赓逑关好门,拉上窗帘,来到程长生身边,亲了亲他的脸颊,给他细细按摩起来,讲真的,赓逑也挺累的,这一天下来,让他对小汽车没有了那么大的好感了。

坐这么久,再好的汽车都是硌屁股的,难受。想想自己屁股还挺金贵的,要伺候自己眼前这位大科学家的,那可更要好好爱惜才是。

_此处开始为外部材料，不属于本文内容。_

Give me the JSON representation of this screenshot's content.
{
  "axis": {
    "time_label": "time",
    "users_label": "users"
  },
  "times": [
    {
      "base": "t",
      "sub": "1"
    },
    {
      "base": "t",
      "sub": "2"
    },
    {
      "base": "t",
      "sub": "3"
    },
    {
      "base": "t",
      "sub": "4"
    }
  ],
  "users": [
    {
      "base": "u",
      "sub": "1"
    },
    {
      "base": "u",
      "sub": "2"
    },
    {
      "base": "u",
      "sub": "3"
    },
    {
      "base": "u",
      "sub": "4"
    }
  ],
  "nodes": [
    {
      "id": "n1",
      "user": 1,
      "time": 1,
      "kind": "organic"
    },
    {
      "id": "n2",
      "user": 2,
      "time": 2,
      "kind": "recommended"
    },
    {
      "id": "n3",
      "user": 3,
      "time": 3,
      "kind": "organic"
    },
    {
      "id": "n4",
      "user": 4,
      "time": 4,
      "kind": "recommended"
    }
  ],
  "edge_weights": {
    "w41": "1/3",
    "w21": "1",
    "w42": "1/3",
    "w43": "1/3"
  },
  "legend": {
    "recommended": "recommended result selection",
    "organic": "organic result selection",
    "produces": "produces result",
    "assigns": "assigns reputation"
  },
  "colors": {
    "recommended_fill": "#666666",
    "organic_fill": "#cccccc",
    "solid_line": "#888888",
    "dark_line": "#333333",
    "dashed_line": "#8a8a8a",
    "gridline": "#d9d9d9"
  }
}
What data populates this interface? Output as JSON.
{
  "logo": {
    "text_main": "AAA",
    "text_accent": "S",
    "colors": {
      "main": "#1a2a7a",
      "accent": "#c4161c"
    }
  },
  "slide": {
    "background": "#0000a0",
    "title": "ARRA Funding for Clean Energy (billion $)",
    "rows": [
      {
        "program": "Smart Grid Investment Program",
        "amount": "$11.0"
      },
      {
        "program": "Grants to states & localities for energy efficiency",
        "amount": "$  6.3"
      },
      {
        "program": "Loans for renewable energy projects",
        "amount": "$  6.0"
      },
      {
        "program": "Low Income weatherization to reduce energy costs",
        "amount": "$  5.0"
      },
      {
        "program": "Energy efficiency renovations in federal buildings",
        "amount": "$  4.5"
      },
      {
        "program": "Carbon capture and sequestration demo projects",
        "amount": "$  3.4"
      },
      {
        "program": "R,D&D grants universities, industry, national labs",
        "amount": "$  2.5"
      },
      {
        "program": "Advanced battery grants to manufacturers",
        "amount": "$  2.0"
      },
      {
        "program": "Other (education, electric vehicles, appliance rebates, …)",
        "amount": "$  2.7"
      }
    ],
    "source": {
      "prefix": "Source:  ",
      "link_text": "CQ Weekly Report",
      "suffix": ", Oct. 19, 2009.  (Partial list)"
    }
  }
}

瞬间赓逑对小汽车更加没了什么好感,什么高科技,结果还不是劳人伤神。

程长生被赓逑按摩得舒坦极了,不知道怎么回事,越按摩程长生越往赓逑身上粘,直到整个人都挂在赓逑身上了,像个牛皮糖似的。

赓逑不得不停下手中的动作,一脸无奈的把程长生搂紧怀里:

“我的小祖宗,你不是很累吗?乖乖躺回去,我给你接着按。”

程长生在赓逑怀里几乎缩成一团,听到赓逑的话只是扭动一下身体,不给予任何的反应:

“不要按摩,你抱着我就好了。”

赓逑抱着程长生的手又紧了几分,程长生在他怀里像是睡着了一般,一动不动的。赓逑也不闹他,抱着程长生坐在沙发上,一遍又一遍的轻拍着他的背。

不知过了多久,一阵敲门声惊醒了两人,赓逑正要起身开门,却被程长生制止了,只见程长生慢慢悠悠的从赓逑身上爬起,一副睡眼朦胧的模样去开门,站了了好一会,才看清来者,原来是秦酥禾。

他是来送饭的,叶冠华怕程长生和赓逑两个大男孩找不到晚饭吃,特意多做了两份叫秦酥禾送来。